Un argument fort dans la bouche d'un rescapé du ghetto de Varsovie et du camp d'extermination de Treblinka. «Quand on connaît son histoire, que peuvent signifier pour lui des autorisations administratives?» se demande l'un de ses amis. Il continue d'ailleurs de peaufiner son arche comme si rien ne pouvait arriver. Accrochant des toiles de jeunes peintres dans les galeries souterraines éclairées par le fond de la piscine. Vérifiant avec sa télécommande si la coupole s'élève bien en silence. Briquant les chenilles de ses chars, «qui, dit-il, ne connaîtront plus jamais les combats ni la guerre et sur lesquels on s'assoira».
Soit. Mais au village, en contrebas, il n'est pas sûr que cet idéal de paix et de fraternité émeuve vraiment la population. L'ambiance est plutôt à la sourde colère. «Le destin d'un homme donne-t-il des passe-droits?» fulmine le maire, Jacques Chiabaut, qui redoute qu'une «jurisprudence Martin Gray» n'ouvre des brèches dans un environnement fragile et ultraprotégé. «Après tout, dit-il, dans le même département, l'administration n'a-t-elle pas contraint Olivier Mitterrand, neveu du président de la République, à détruire une partie de sa propriété?» Surtout, le maire ne comprend pas. Il reste confondu devant les risques d'incendie, dont Martin Gray plus que tout autre a déjà eu à souffrir.

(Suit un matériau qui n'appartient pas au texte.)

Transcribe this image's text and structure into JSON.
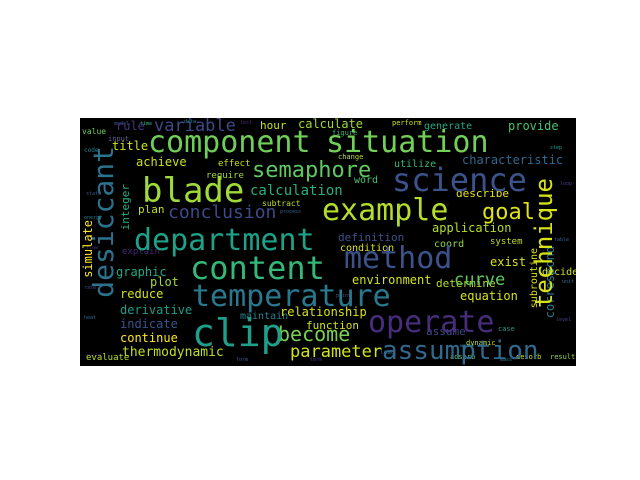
{
  "words": {
    "component": "component",
    "situation": "situation",
    "science": "science",
    "example": "example",
    "blade": "blade",
    "semaphore": "semaphore",
    "department": "department",
    "method": "method",
    "content": "content",
    "temperature": "temperature",
    "operate": "operate",
    "assumption": "assumption",
    "clip": "clip",
    "desiccant": "desiccant",
    "technique": "technique",
    "goal": "goal",
    "conclusion": "conclusion",
    "variable": "variable",
    "parameter": "parameter",
    "become": "become",
    "curve": "curve",
    "calculation": "calculation",
    "relationship": "relationship",
    "derivative": "derivative",
    "thermodynamic": "thermodynamic",
    "application": "application",
    "characteristic": "characteristic",
    "equation": "equation",
    "environment": "environment",
    "definition": "definition",
    "calculate": "calculate",
    "provide": "provide",
    "rule": "rule",
    "hour": "hour",
    "title": "title",
    "achieve": "achieve",
    "plan": "plan",
    "integer": "integer",
    "graphic": "graphic",
    "plot": "plot",
    "reduce": "reduce",
    "indicate": "indicate",
    "continue": "continue",
    "simulate": "simulate",
    "word": "word",
    "utilize": "utilize",
    "describe": "describe",
    "exist": "exist",
    "coord": "coord",
    "system": "system",
    "subroutine": "subroutine",
    "correspond": "correspond",
    "decide": "decide",
    "determine": "determine",
    "condition": "condition",
    "generate": "generate",
    "function": "function",
    "maintain": "maintain",
    "assume": "assume",
    "require": "require",
    "subtract": "subtract",
    "effect": "effect",
    "value": "value",
    "input": "input",
    "evaluate": "evaluate",
    "figure": "figure",
    "change": "change",
    "perform": "perform",
    "dynamic": "dynamic",
    "adsorb": "adsorb",
    "desorb": "desorb",
    "result": "result",
    "explain": "explain",
    "case": "case",
    "code": "code",
    "load": "load",
    "point": "point",
    "model": "model",
    "state": "state",
    "process": "process",
    "energy": "energy",
    "flow": "flow",
    "rate": "rate",
    "heat": "heat",
    "water": "water",
    "air": "air",
    "cycle": "cycle",
    "time": "time",
    "data": "data",
    "test": "test",
    "step": "step",
    "loop": "loop",
    "table": "table",
    "unit": "unit",
    "level": "level",
    "mass": "mass",
    "term": "term",
    "form": "form"
  }
}
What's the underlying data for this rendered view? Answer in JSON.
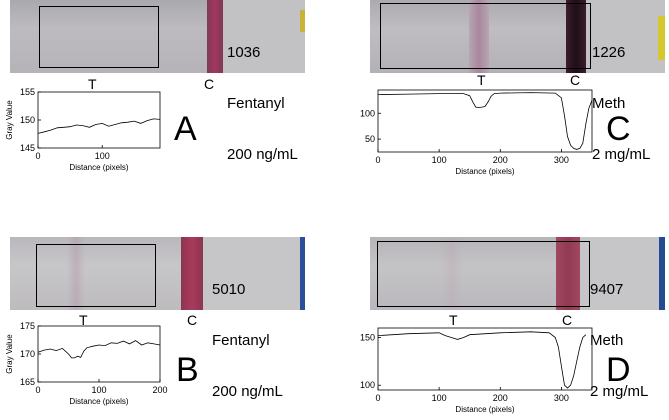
{
  "panels": [
    {
      "letter": "A",
      "sample_id": "1036",
      "drug": "Fentanyl",
      "concentration": "200 ng/mL",
      "marker_t": "T",
      "marker_c": "C",
      "chart_data": {
        "type": "line",
        "xlabel": "Distance (pixels)",
        "ylabel": "Gray Value",
        "xlim": [
          0,
          190
        ],
        "ylim": [
          145,
          155
        ],
        "xticks": [
          0,
          100
        ],
        "yticks": [
          145,
          150,
          155
        ],
        "x": [
          0,
          10,
          20,
          30,
          40,
          50,
          60,
          70,
          80,
          90,
          100,
          110,
          120,
          130,
          140,
          150,
          160,
          170,
          180,
          190
        ],
        "y": [
          147.6,
          147.9,
          148.2,
          148.6,
          148.7,
          148.8,
          149.1,
          149.0,
          148.7,
          149.2,
          149.4,
          148.9,
          149.2,
          149.5,
          149.6,
          149.8,
          149.4,
          149.9,
          150.2,
          150.1
        ]
      }
    },
    {
      "letter": "B",
      "sample_id": "5010",
      "drug": "Fentanyl",
      "concentration": "200 ng/mL",
      "marker_t": "T",
      "marker_c": "C",
      "chart_data": {
        "type": "line",
        "xlabel": "Distance (pixels)",
        "ylabel": "Gray Value",
        "xlim": [
          0,
          200
        ],
        "ylim": [
          165,
          175
        ],
        "xticks": [
          0,
          100,
          200
        ],
        "yticks": [
          165,
          170,
          175
        ],
        "x": [
          0,
          10,
          20,
          30,
          40,
          50,
          55,
          60,
          65,
          70,
          75,
          80,
          90,
          100,
          110,
          120,
          130,
          140,
          150,
          160,
          170,
          180,
          190,
          200
        ],
        "y": [
          170.3,
          170.7,
          170.9,
          170.6,
          171.0,
          170.0,
          169.3,
          169.3,
          169.6,
          169.4,
          170.5,
          171.1,
          171.4,
          171.6,
          171.5,
          172.0,
          171.9,
          172.3,
          171.8,
          172.4,
          171.6,
          172.0,
          171.8,
          171.6
        ]
      }
    },
    {
      "letter": "C",
      "sample_id": "1226",
      "drug": "Meth",
      "concentration": "2 mg/mL",
      "marker_t": "T",
      "marker_c": "C",
      "chart_data": {
        "type": "line",
        "xlabel": "Distance (pixels)",
        "ylabel": "",
        "xlim": [
          0,
          350
        ],
        "ylim": [
          25,
          145
        ],
        "xticks": [
          0,
          100,
          200,
          300
        ],
        "yticks": [
          50,
          100
        ],
        "x": [
          0,
          50,
          100,
          140,
          150,
          155,
          160,
          165,
          170,
          175,
          180,
          185,
          190,
          200,
          250,
          290,
          300,
          305,
          310,
          315,
          320,
          325,
          330,
          335,
          340,
          345,
          350
        ],
        "y": [
          136,
          137,
          138,
          138,
          134,
          122,
          112,
          111,
          112,
          113,
          122,
          133,
          138,
          139,
          140,
          139,
          130,
          95,
          55,
          38,
          32,
          30,
          32,
          42,
          80,
          110,
          125
        ]
      }
    },
    {
      "letter": "D",
      "sample_id": "9407",
      "drug": "Meth",
      "concentration": "2 mg/mL",
      "marker_t": "T",
      "marker_c": "C",
      "chart_data": {
        "type": "line",
        "xlabel": "Distance (pixels)",
        "ylabel": "",
        "xlim": [
          0,
          350
        ],
        "ylim": [
          95,
          160
        ],
        "xticks": [
          0,
          100,
          200,
          300
        ],
        "yticks": [
          100,
          150
        ],
        "x": [
          0,
          50,
          100,
          110,
          120,
          130,
          140,
          150,
          200,
          250,
          280,
          290,
          295,
          300,
          305,
          310,
          315,
          320,
          325,
          330,
          335,
          340
        ],
        "y": [
          152,
          154,
          155,
          152,
          150,
          148,
          150,
          153,
          155,
          156,
          155,
          150,
          140,
          120,
          100,
          97,
          100,
          110,
          125,
          140,
          150,
          153
        ]
      }
    }
  ]
}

Et qui, à tout moment, peuvent menacer sa colline. «Que se passera-t-il si le feu prend alors que des dizaines d'enfants arpentent son labyrinthe? Comment les protégera-t-il, alors qu'il est bien placé pour savoir que les mimosas qui brûlent dégagent une essence asphyxiante?»
Martin Gray ne répond pas. Sûr que cette arche sera bien plus que le célèbre palais du facteur Cheval, dans la Drôme: un lieu de vie, de rencontre, de connaissance. Avec des amis parisiens, il rêve d'en faire l'épicentre d'un réseau de clubs répartis dans toute la France. «Des clubs du futur, explique-t-il, où les jeunes disposeront de banques de données sur tous les sujets.» Pour financer l'opération, il s'est mué (sans trop de problèmes...) en homme d'affaires et a fait appel aux grandes entreprises. «Déjà, assure-t-il, nous avons obtenu le partenariat de Gaz de France et du groupe BSN. Et demain nous créerons de vrais journaux pour les jeunes.»
Difficile de ne pas adhérer à cet enthousiasme puisé dans les secrets de son histoire. En l'apprenant, la cour d'appel d'Aix-en-Provence a d'ailleurs décidé - fait rarissime - de se transporter sur le lieu du délit. «C'est ma dernière bataille», a alors confié au juge le rescapé de Treblinka. Le maire, lui, a prévenu: «Les habitants de Tanneron n'accepteront aucune dérogation au droit commun. Que son bénéficiaire se nomme Martin Gray ou pas.»